Moreover, for some abstract characters, there exist representations using multiple code points, in addition to the single coded character form. The abstract character ǵ can be coded by the single code point U+01F5 (latin small letter g with acute), or by the sequence <U+0067 latin small letter g, U+0301 combining acute accent>.
- User-perceived character Whatever the end user thinks of as a character. This notion is language dependent. For instance, ‘ch’ is two letters in English and Latin, but considered to be one letter in Czech and Slovak.
- Grapheme cluster A sequence of coded characters that ‘should be kept together’.[§2.11] Grapheme clusters approximate the notion of user-perceived characters in a language independent way. They are used for, e.g., cursor movement and selection.
- Glyph A particular shape within a font. Fonts are collections of glyphs designed by a type designer. It’s the text shaping and rendering engine responsibility to convert a sequence of code points into a sequence of glyphs within the specified font. The rules for this conversion might be complicated, locale dependent, and are beyond the scope of the Unicode standard.
Character
may refer to any of the above. The Unicode Standard uses it as a synonym for coded character.[§3.4] When a programming language or a library documentation says ‘character’, it typically means a code unit. When an end user is asked about the number of characters in a string, he will count the user-perceived characters. A programmer might count characters as code units, code points, or grapheme clusters, according to the level of the programmer’s Unicode expertise.
Byte Order Marks (BOM)
A: According to the Unicode Standard (v6.2, p.30): Use of a BOM is neither required nor recommended for UTF-8.

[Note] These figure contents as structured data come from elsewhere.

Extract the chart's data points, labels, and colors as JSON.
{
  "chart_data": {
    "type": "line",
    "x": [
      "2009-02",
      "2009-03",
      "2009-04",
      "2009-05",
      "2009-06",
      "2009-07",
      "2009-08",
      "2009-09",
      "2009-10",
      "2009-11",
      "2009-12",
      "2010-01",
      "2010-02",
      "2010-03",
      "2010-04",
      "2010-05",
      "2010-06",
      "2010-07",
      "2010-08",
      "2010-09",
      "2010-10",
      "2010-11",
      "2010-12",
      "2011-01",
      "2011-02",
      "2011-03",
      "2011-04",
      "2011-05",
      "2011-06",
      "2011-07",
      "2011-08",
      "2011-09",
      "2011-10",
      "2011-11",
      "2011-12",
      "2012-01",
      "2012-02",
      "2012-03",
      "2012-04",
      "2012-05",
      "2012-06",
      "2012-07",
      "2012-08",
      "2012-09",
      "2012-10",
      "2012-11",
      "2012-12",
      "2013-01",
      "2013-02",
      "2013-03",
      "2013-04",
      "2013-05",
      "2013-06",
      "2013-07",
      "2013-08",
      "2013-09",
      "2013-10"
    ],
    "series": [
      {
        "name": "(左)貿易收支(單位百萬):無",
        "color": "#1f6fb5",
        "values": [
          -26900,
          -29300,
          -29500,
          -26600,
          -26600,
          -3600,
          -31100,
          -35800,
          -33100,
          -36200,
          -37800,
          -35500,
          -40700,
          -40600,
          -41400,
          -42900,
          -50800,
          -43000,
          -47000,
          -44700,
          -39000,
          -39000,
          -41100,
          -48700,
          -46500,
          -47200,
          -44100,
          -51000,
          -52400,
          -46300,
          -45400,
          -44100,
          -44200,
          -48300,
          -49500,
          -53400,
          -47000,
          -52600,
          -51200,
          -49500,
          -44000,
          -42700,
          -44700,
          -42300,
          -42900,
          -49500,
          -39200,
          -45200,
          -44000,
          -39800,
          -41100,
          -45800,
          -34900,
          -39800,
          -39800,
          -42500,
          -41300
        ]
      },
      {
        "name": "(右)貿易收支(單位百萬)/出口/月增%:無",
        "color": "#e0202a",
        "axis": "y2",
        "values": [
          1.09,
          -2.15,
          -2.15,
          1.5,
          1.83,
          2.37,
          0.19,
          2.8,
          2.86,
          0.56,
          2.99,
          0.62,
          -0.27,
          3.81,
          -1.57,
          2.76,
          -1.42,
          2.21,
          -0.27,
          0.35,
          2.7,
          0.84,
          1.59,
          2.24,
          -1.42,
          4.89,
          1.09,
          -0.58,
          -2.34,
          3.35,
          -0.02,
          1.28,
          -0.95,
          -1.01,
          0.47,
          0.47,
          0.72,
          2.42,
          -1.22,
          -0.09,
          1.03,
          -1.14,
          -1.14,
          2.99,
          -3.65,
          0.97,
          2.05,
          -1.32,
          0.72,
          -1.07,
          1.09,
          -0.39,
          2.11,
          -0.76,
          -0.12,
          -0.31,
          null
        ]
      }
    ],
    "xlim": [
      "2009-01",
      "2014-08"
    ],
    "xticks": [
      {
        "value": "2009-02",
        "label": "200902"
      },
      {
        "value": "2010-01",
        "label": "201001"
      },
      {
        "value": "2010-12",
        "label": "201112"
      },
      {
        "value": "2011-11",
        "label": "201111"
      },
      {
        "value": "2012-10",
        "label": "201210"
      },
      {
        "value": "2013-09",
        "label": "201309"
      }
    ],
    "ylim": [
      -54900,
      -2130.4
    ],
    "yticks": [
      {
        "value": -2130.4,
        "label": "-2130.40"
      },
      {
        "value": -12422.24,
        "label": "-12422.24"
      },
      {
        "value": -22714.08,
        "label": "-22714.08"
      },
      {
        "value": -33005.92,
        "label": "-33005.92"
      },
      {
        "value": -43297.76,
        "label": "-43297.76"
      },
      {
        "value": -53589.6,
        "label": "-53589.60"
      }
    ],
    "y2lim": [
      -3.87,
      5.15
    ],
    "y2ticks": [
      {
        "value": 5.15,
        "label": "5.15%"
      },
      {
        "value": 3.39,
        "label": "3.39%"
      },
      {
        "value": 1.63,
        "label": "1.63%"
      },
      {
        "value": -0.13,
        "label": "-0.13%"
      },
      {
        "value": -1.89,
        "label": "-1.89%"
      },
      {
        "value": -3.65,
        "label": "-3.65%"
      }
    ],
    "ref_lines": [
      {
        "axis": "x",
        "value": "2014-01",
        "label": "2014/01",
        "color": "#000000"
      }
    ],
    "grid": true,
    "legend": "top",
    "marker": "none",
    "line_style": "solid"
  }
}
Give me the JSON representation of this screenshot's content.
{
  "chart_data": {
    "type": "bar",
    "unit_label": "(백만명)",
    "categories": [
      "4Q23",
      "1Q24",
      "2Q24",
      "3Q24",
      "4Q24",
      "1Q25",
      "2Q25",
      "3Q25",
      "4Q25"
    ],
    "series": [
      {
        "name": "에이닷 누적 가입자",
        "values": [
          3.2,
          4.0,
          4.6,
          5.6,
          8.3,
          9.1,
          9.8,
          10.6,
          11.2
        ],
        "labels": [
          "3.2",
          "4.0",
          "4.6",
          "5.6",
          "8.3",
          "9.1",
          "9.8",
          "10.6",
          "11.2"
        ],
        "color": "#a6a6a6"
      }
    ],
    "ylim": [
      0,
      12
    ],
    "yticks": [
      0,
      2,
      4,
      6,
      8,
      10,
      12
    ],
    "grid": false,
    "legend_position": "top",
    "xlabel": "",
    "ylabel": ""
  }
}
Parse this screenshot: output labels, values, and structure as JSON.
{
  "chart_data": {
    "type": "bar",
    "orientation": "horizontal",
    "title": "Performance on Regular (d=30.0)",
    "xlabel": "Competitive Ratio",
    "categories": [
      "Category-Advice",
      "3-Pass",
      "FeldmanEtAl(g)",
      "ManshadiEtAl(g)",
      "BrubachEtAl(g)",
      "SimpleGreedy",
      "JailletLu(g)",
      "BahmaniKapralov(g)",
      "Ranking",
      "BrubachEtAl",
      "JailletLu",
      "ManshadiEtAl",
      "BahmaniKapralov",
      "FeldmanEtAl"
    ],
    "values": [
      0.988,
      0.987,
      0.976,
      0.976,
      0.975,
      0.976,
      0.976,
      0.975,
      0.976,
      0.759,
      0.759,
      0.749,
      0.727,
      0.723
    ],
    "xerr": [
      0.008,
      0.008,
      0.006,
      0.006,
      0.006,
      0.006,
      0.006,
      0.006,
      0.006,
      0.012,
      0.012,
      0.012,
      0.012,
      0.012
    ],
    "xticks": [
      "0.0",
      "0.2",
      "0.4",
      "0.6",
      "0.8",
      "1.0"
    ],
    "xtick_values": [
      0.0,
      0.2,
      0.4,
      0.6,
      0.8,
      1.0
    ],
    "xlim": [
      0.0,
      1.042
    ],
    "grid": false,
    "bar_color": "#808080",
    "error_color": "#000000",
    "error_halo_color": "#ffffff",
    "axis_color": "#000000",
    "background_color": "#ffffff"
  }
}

Byte order issues are yet another reason to avoid UTF-16. UTF-8 has no endianness issues, and the UTF-8 BOM exists only to manifest that this is a UTF-8 stream. If UTF-8 remains the only popular encoding (as it already is in the internet world), the BOM becomes redundant. In practice, most UTF-8 text files omit BOMs today.
Using BOMs would require all existing code to be aware of them, even in simple scenarios as file concatenation. This is unacceptable.
Line Endings
Always use \n (0x0a) line endings, even on Windows. Files should be read and written in binary mode, which guarantees interoperability—a program will always give the same output on any system. Since the C and C++ standards use \n as in-memory line endings, this will cause all files to be written in the POSIX convention. It may cause trouble when the file is opened in Notepad on Windows; however, any decent text editor understands such line endings.
We also prefer SI units, the ISO-8601 date format, and floating point to the floating comma.